Trump and the NFL

Sean W. Cooper, Staff Writer

Sean W. Cooper is a sophomore at UNCW majoring in Communication Studies. He is a staff writer for The Seahawk. The opinions expressed in the article are solely those of the author. Sean W. Cooper may be found on Twitter @SWWCoop. All suggestions and inquires may be sent via email to [email protected] 

Starting last August during a preseason game, former San Francisco 49ers quarterback Colin Kaepernick knelt for the national anthem instead of standing.  When asked for his reasoning, Kaepernick said, “I am not going to stand up to show pride in a flag for a country that oppresses black people and people of color.”

With the start of the new season, players on various teams in the National Football League have begun following suit.

At the time that I am writing this article, it is 3:30 PM, Tuesday, September 26. In the past two days, President Donald J. Trump has composed 33 tweets. A whopping 15 have been complaints about this incident. It almost made me forget that there is a hurricane currently destroying lives in Puerto Rico, but sports is clearly a more exigent issue to President Trump.

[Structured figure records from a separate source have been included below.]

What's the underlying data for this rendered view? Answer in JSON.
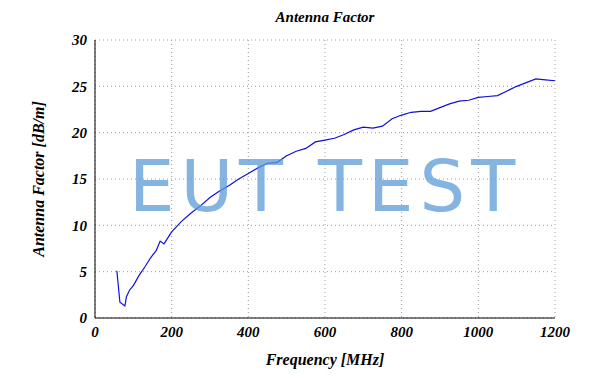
{
  "chart_data": {
    "type": "line",
    "title": "Antenna Factor",
    "x_label": "Frequency [MHz]",
    "y_label": "Antenna Factor [dB/m]",
    "annotations": [
      "EUT TEST"
    ],
    "x": [
      57,
      65,
      78,
      82,
      90,
      100,
      115,
      130,
      145,
      160,
      170,
      180,
      200,
      225,
      250,
      275,
      300,
      325,
      350,
      375,
      400,
      425,
      450,
      475,
      500,
      525,
      550,
      575,
      600,
      625,
      650,
      675,
      700,
      725,
      750,
      775,
      800,
      825,
      850,
      875,
      900,
      925,
      950,
      975,
      1000,
      1025,
      1050,
      1075,
      1100,
      1125,
      1150,
      1175,
      1200
    ],
    "values": [
      5.1,
      1.7,
      1.3,
      2.3,
      3.0,
      3.5,
      4.6,
      5.5,
      6.5,
      7.3,
      8.3,
      8.0,
      9.3,
      10.4,
      11.3,
      12.1,
      13.0,
      13.7,
      14.3,
      15.0,
      15.6,
      16.2,
      16.7,
      16.8,
      17.5,
      18.0,
      18.3,
      19.0,
      19.2,
      19.4,
      19.8,
      20.3,
      20.6,
      20.5,
      20.7,
      21.5,
      21.9,
      22.2,
      22.3,
      22.3,
      22.7,
      23.1,
      23.4,
      23.5,
      23.8,
      23.9,
      24.0,
      24.5,
      25.0,
      25.4,
      25.8,
      25.7,
      25.6
    ],
    "color": "#1010d8",
    "xlim": [
      0,
      1200
    ],
    "xticks": [
      0,
      200,
      400,
      600,
      800,
      1000,
      1200
    ],
    "ylim": [
      0,
      30
    ],
    "yticks": [
      0,
      5,
      10,
      15,
      20,
      25,
      30
    ],
    "grid": true
  }
}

He has encouraged Americans to boycott the National Football League, has attacked the NFL’s ratings and labeled them as “boring games,” and has encouraged the NFL to “fire or suspend” players that participate in Kaepernick’s protest.

Additionally, at a rally September 23, Trump mused, “Wouldn’t you love to see one of these NFL owners, when somebody disrespects our flag, to say, ‘Get that son of a bitch off the field right now,’” according to The Guardian.

It was Michelle Obama who said, “When they go high, we go low,” at last year’s Democratic National Convention. For Trump it seems to be, “When they go low, we go even lower.”

We all know that Trump has very thin skin, but he seems to take people’s actions especially personally when it comes to the desecration of a patriotic symbol. Last November, Trump tweeted that “nobody should be allowed to burn the American flag – if they do, there must be consequences – perhaps loss of citizenship or year in jail!”

It really makes you wonder if our president has ever looked at the Constitution. The First Amendment protects free speech in all forms (in this case, symbolic speech). The President of the United States should not be attacking his fellow citizens for utilizing this right. If anything, it’s one of the most distinctly American things they can do; you’d be shot at point blank if you did this in Syria.

On the other hand, the players should not be doing this. Yes, this is a country where police brutality is an issue, but it is also a country of opportunity. Any football player who protests the national anthem in this fashion is clearly ungrateful for the fact that, in any other country, they would not be doing what they love and they certainly would not be making a seven-figure salary doing so.

Some may agree with all of this, others only some of it and still others none of it—and that is fine. It is important to have these conversations in America.

As President Barack Obama said roughly a year ago when this issue first arose, according to Time magazine, “I want Mr. Kaepernick and others who are on a knee to listen to the pain that may cause somebody who had a spouse or a child killed in combat, and why it hurts them to see somebody not stand.”

“But,” the former president continued, “I also want people to think about the pain that he may be expressing about somebody who’s lost a loved one that they think was unfairly shot.”